Aluminum oxide, Al2O3, nanoparticles with water were irradiated with γ-rays and 5MeV He ions followed by the determination of the production of molecular hydrogen, H2, and characterization of changes in the particle surface. Surface analysis techniques included: diffuse reflectance infrared Fourier transform spectroscopy (DRIFT), nitrogen absorption with the Brunauer – Emmett – Teller (BET) methodology for surface area determination, X-ray diffraction (XRD), and X-ray photoelectron spectroscopy (XPS). Production of H2 by γ-ray radiolysis was determined for samples with adsorbed water and for Al2O3 – water slurries. For Al2O3 samples with adsorbed water, the radiation chemical yield of H2 was measured as 80±20 molecules/100eV (1 molecule/100eV=1.04×10−7mol/J). The yield of H2 was observed to decrease as the amount of water present in the Al2O3 – water slurries increased.

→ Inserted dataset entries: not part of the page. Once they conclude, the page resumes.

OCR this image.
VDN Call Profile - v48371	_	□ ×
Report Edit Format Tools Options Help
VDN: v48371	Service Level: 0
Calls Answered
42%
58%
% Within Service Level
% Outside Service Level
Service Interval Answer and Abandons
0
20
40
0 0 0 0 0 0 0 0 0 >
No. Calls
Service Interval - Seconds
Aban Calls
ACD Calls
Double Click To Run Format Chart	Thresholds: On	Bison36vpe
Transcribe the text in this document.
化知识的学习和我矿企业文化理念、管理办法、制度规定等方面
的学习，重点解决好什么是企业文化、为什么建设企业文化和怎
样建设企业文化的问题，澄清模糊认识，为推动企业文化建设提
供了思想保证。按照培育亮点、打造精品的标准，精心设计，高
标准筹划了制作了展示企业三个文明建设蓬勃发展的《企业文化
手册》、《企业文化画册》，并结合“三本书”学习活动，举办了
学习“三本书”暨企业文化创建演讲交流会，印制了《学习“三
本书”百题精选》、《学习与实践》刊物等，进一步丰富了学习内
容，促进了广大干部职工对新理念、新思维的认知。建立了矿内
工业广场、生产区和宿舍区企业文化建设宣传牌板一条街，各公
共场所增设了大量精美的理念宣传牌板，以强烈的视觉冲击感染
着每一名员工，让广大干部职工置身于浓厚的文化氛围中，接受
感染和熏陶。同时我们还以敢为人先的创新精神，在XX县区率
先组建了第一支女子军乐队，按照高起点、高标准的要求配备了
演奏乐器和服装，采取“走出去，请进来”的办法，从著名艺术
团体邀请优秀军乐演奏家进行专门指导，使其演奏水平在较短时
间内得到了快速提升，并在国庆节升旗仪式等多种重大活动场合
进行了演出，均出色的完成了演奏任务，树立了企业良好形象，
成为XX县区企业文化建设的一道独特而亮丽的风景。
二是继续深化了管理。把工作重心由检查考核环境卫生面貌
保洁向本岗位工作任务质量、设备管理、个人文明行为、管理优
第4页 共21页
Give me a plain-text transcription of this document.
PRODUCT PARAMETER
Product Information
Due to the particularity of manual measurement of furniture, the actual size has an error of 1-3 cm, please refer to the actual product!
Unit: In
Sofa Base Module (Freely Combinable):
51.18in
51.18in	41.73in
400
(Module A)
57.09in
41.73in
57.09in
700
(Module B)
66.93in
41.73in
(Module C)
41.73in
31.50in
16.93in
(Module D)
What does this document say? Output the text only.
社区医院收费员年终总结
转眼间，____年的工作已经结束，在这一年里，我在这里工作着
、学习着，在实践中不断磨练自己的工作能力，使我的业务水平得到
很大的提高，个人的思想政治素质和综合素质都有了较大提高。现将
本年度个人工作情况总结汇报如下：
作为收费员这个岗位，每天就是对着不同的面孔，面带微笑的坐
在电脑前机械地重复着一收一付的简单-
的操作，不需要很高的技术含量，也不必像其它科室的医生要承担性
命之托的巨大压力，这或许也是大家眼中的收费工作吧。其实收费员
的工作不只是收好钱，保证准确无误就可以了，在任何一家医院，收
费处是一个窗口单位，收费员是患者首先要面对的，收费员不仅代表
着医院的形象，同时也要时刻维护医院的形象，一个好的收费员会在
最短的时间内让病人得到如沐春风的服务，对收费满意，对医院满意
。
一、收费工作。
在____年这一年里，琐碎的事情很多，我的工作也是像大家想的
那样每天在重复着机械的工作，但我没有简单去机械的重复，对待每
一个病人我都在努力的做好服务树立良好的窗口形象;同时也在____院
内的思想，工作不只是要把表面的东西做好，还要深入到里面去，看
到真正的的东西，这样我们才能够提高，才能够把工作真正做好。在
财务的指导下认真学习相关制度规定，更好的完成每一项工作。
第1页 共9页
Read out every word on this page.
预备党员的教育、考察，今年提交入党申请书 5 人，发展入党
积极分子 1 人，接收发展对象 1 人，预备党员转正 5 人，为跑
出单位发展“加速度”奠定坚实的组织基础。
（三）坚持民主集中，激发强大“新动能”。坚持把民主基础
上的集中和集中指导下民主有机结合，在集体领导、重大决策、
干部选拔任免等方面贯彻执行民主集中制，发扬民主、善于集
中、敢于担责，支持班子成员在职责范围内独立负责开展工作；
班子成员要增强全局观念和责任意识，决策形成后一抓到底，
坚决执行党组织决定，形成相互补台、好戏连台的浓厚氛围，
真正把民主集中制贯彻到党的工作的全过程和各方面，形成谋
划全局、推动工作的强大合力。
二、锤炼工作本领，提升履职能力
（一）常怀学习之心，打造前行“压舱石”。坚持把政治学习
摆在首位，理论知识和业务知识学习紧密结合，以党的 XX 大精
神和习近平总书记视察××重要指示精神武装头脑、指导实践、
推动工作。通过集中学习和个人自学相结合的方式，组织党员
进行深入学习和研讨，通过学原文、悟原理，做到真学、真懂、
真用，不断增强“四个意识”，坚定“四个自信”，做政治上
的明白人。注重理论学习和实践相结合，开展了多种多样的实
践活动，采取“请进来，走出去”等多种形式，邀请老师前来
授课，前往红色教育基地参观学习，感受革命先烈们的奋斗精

Surface studies indicated that the α-phase Al2O3 samples changed phase following irradiation by He ions, and that the oxyhydroxide layer, present on the pristine sample, is removed by γ-ray and He ion irradiation. •Water adsorbed on Al2O3 surfaces give greatly enhanced H2 yields.•Water – Al2O3 slurries give H2 yields about double that of pure water.•AlOOH impurities at the surface are reduced to Al2O3.•Al2O3 can be reduced to the Al metal by He ions.